Asher: An Arrogant Billionaire Romance by Alex Wolf

Asher: An Arrogant Billionaire Romance by Alex Wolf

Author:Alex Wolf [Wolf, Alex]
Language: eng
Format: epub
Publisher: Alex Wolf
Published: 2021-08-12T16:00:00+00:00


16

Asher

This is a new experience.

I open my eyes slowly, looking around without moving. I was a bit preoccupied last night, so I didn’t get a good idea of my surroundings.

Not that I needed to. It’s a bedroom. All that mattered at the time was the bed—and if it had proved unsuitable to the task, the floor would’ve sufficed. Nothing could’ve kept me from fucking her. I’m surprised I managed to wait this long, to be honest. I’ve never wanted someone so bad in my entire life.

It was worth the wait, though. Fuck, was it ever.

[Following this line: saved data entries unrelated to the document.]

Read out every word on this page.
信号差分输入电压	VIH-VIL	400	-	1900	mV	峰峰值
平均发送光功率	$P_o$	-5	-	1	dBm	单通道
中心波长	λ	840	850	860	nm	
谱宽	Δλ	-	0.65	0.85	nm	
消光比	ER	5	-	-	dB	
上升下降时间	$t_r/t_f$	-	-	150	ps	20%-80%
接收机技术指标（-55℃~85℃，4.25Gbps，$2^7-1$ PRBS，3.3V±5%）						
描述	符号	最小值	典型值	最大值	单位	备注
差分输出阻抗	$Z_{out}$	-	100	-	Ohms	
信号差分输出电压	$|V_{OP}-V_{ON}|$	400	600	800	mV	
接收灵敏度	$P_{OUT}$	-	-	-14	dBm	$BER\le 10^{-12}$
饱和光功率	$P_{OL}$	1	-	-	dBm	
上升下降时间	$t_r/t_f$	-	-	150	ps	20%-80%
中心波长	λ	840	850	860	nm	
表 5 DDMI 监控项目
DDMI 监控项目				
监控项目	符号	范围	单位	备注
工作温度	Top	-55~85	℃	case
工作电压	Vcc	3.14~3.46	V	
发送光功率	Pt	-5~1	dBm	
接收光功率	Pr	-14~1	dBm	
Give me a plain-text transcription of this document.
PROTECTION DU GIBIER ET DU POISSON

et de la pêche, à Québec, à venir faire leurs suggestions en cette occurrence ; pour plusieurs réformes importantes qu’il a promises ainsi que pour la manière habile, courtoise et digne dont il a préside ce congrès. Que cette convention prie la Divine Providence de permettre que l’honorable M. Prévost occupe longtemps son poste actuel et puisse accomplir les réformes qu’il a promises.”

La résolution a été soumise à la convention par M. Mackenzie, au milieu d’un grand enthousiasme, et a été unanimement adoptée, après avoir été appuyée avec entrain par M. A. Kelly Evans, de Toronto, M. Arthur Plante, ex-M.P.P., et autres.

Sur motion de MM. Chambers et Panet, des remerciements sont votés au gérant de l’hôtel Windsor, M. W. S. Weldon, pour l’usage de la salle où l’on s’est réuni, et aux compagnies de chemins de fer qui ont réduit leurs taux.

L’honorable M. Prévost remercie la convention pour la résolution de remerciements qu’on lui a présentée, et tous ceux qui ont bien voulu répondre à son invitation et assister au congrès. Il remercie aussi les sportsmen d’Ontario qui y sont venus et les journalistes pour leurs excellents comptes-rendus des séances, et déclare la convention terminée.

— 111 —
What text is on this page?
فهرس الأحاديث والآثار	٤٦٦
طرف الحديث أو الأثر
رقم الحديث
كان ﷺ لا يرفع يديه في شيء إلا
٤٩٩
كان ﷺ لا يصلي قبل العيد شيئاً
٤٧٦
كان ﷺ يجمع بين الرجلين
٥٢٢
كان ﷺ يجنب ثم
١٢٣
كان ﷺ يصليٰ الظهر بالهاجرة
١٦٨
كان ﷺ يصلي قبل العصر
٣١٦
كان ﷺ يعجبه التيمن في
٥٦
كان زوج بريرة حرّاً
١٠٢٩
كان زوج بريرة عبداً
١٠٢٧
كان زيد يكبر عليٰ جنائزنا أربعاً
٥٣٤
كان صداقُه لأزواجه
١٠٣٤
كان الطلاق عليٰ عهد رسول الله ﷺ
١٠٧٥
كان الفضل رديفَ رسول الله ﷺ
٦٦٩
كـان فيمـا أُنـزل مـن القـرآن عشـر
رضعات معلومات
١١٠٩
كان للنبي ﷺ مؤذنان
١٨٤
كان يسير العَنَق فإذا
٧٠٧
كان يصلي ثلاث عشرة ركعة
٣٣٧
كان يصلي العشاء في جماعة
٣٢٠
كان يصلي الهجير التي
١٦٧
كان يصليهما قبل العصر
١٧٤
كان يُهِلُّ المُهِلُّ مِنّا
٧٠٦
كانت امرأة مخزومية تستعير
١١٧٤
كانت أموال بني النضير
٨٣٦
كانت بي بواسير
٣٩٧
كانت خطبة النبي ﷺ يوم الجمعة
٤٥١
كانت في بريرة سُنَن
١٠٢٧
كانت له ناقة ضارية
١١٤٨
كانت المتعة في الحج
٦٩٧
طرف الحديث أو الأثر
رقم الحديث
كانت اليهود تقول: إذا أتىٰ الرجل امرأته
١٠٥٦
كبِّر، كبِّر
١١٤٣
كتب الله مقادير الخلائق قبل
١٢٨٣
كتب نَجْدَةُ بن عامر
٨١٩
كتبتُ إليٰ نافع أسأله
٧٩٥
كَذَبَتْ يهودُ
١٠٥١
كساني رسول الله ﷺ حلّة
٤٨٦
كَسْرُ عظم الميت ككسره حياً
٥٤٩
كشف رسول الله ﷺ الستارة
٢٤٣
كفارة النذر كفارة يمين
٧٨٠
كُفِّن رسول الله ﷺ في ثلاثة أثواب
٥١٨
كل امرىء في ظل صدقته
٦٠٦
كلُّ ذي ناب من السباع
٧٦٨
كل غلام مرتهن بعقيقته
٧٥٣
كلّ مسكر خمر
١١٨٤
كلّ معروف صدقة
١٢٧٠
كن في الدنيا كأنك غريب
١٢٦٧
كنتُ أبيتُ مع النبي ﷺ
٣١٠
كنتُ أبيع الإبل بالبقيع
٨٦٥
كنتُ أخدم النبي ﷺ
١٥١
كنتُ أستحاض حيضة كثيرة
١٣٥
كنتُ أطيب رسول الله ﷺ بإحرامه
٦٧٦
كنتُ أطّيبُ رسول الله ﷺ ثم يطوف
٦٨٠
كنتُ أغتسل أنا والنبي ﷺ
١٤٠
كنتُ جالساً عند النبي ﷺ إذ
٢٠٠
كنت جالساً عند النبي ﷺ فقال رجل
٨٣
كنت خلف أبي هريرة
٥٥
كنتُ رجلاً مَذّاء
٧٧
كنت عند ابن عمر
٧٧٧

I went into this with the goal of ruining her for any man on the planet, and she managed to do the same to me.

I had a feeling she’d be wild in bed, but holy shit.

I glance down at her looking so innocent while she sleeps. I want to caress her hair, but I don’t want to wake her up. She’s going to need her rest. It was a perfect first time with Mara Monroe, but it will not be the last. No way. She has officially gone from a want to a need. She’s going to be mine, and nothing is going to stand in my goddamn way. It was difficult enough to stop thinking about her before. Now, I know what it sounds like when she moans my name as she comes on my dick.

She adjusts in bed and wiggles her ass right against me.

Jesus Christ.

My eyes roll up to the ceiling, trying to keep my dick from getting hard and waking her up.

She’s asleep, curled up with her back to my front. My arm is draped over her as I guess it was all night as we slept.

I make it a habit to obsess over minor details, but this is what I meant about this being new. It’s funny how the small things have the largest impact. I don’t spend the night with women—ever. Don’t get me wrong, I’ve wanted Mara since the first time I saw her, but in the back of my mind, there’s always been this lingering doubt that it was all sexual. Just hormones and biology, a human response with the need to procreate to keep the species thriving.

But I have her wrapped up in my arms, and now, more than ever, I don’t want to let go. Every second of this is exhilarating, thrills me at a cellular level. Right now, staring at her soft lips and button nose, watching her sleep, the way her hair fans over the pillow—it’s perfect. It feels right.

I’ve always felt I had everything I wanted, and now, it’s like I’ve been missing out. Like my focus has been off, and I wish I would’ve met Mara years ago.

I can’t describe what makes her so different. It’s some intangible variable that can’t be quantified or explained. I’ve never met anyone like her.

She snores softly, and I can’t remember ever smiling this much as I slowly, carefully slide out of bed. I’m not what you would call a small man, so sneaking out without disturbing her isn’t easy.